I wasn’t buying like a book collector but like a frantic person who was desperate to understand why Poland was so poor and so troubled. When I was in my twenties and my friends came to visit the house where I lived with my parents, and they asked me why I was buying these books that were filling up the house so fast, I could never give them an answer that satisfied them. Was I interested enough in the authors of such works to read them from cover to cover? In later years, whenever someone asked, “Mr. Pamuk, have you read all the books in your library?,” I would, without taking the question at all lightly, say, “Yes. But even if I hadn’t read them all, they still might prove useful.” I meant what I said, and when I was young my connection to books was limited by the optimism of an incurable positivist who believed that he could have dominion over the entire world through learning.
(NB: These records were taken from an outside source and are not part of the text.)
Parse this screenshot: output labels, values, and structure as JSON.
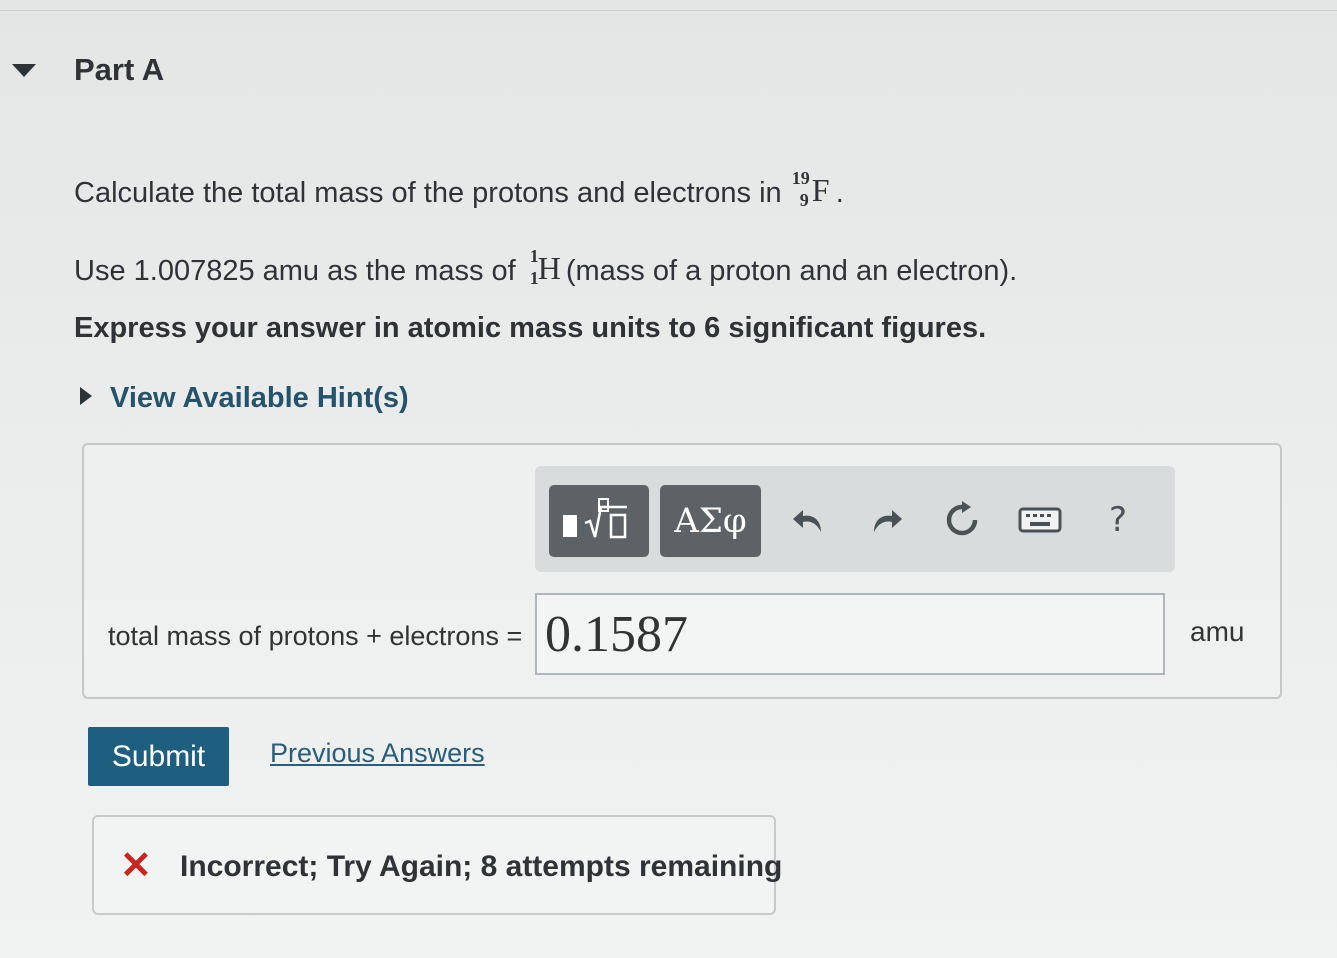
{
  "part": {
    "title": "Part A",
    "question": {
      "line1_prefix": "Calculate the total mass of the protons and electrons in ",
      "nuclide_f": {
        "mass_number": "19",
        "atomic_number": "9",
        "symbol": "F"
      },
      "line1_suffix": ".",
      "line2_prefix": "Use 1.007825 amu as the mass of ",
      "nuclide_h": {
        "mass_number": "1",
        "atomic_number": "1",
        "symbol": "H"
      },
      "line2_suffix": " (mass of a proton and an electron).",
      "instruction": "Express your answer in atomic mass units to 6 significant figures."
    },
    "hints_label": "View Available Hint(s)"
  },
  "toolbar": {
    "greek_label": "ΑΣφ",
    "help_label": "?",
    "icons": [
      "templates-icon",
      "greek-letters",
      "undo-icon",
      "redo-icon",
      "reset-icon",
      "keyboard-icon",
      "help-icon"
    ]
  },
  "answer": {
    "label": "total mass of protons + electrons =",
    "value": "0.1587",
    "unit": "amu"
  },
  "actions": {
    "submit_label": "Submit",
    "previous_answers_label": "Previous Answers"
  },
  "feedback": {
    "status": "incorrect",
    "message": "Incorrect; Try Again; 8 attempts remaining",
    "color": "#c8261e"
  }
}
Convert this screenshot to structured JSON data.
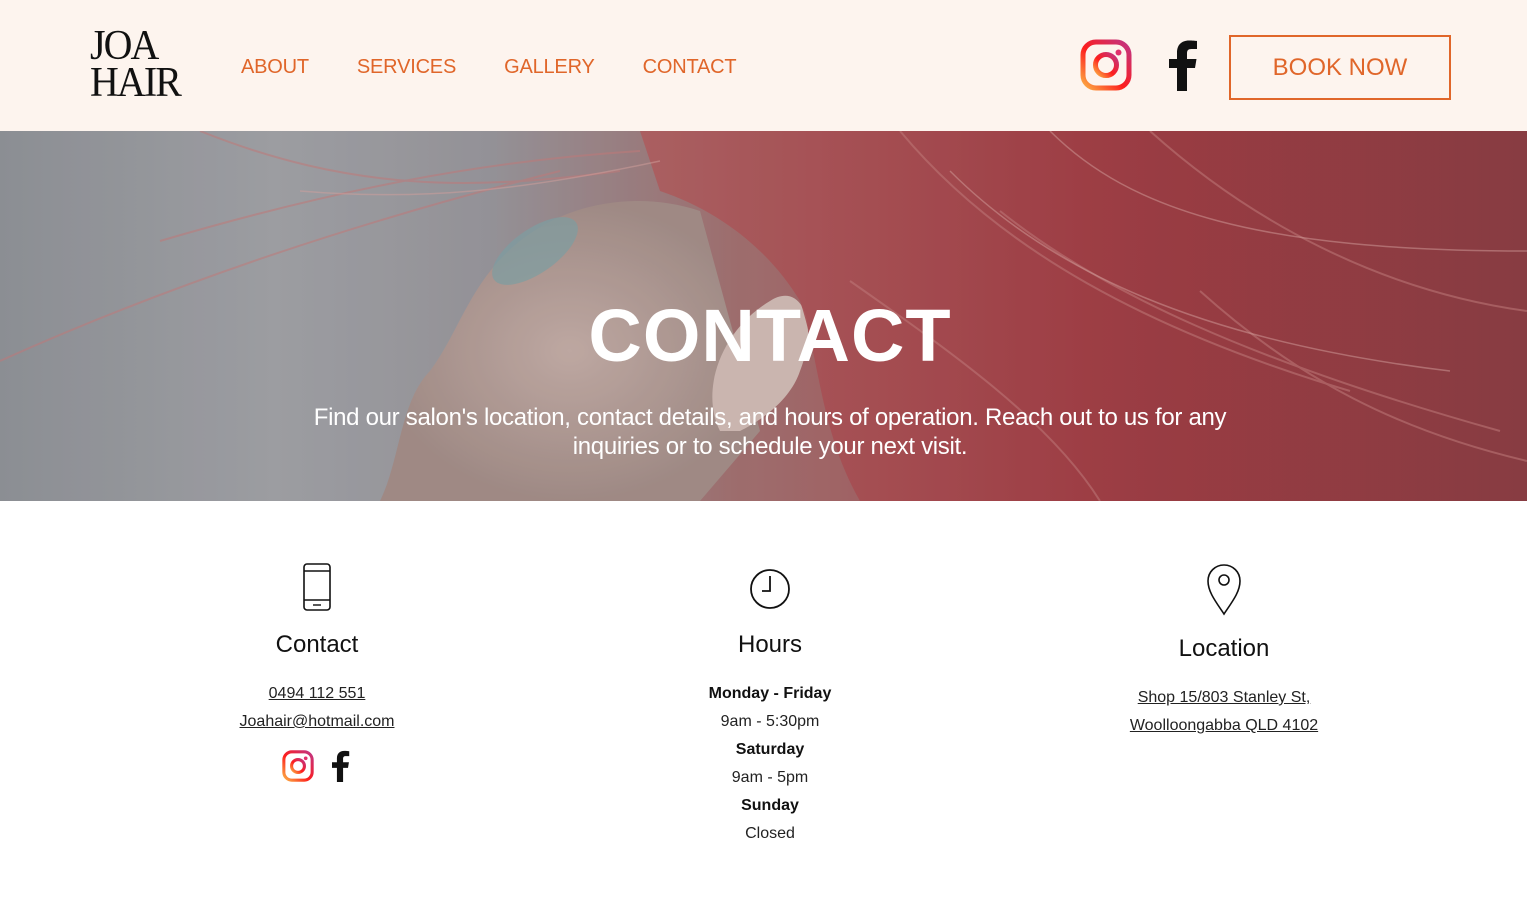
{
  "brand": {
    "logo_line1": "JOA",
    "logo_line2": "HAIR"
  },
  "nav": {
    "items": [
      {
        "label": "ABOUT"
      },
      {
        "label": "SERVICES"
      },
      {
        "label": "GALLERY"
      },
      {
        "label": "CONTACT"
      }
    ]
  },
  "header": {
    "social_icons": [
      "instagram-icon",
      "facebook-icon"
    ],
    "book_label": "BOOK NOW"
  },
  "hero": {
    "title": "CONTACT",
    "subtitle": "Find our salon's location, contact details, and hours of operation. Reach out to us for any inquiries or to schedule your next visit."
  },
  "contact": {
    "icon": "phone-icon",
    "heading": "Contact",
    "phone": "0494 112 551",
    "email": "Joahair@hotmail.com",
    "social_icons": [
      "instagram-icon",
      "facebook-icon"
    ]
  },
  "hours": {
    "icon": "clock-icon",
    "heading": "Hours",
    "rows": [
      {
        "day": "Monday - Friday",
        "time": "9am - 5:30pm"
      },
      {
        "day": "Saturday",
        "time": "9am - 5pm"
      },
      {
        "day": "Sunday",
        "time": "Closed"
      }
    ]
  },
  "location": {
    "icon": "map-pin-icon",
    "heading": "Location",
    "address_line1": "Shop 15/803 Stanley St,",
    "address_line2": "Woolloongabba QLD 4102"
  },
  "colors": {
    "accent": "#e0662a",
    "header_bg": "#fdf4ee",
    "text": "#111111"
  }
}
I believed I would use all this erudition one day in a novel. There is in me something of the autodidact hero in Jean-Paul Sartre’s Nausea, who reads every book in his public library, from A to Z. I was missing out on life by burying myself in books—but even when I’d realized this, I’d still keep buying books, as if to take revenge on the life I was fleeing. It is only now, so many years later, that I realize how happy those hours were that I spent making friends with the shop assistants in those cold bookshops, drinking the tea that they offered me, and inspecting those dusty towers of books from top to bottom. But mostly my choices were spontaneous and impulsive. Buying books one by one is a bit like building a house stone by stone. In the 1980s I saw many others like me, not just in the antiquarian bookshops but in all of Istanbul’s mainstream bookstores. I am talking about the people who turn up at bookshops at five or six in the evening and ask, “Is there anything new in today?” and then go one by one through all the books that have arrived at the bookshop since the day before. In 2008 there are about three times as many books being published as thirty years ago, but in the 1980s, there were on average three thousand books published in Turkey each year. I saw most of these, and almost half of them were translations. Because there were so very few books imported from abroad, I read these hasty and careless translations in an effort to understand what was going on in world literature.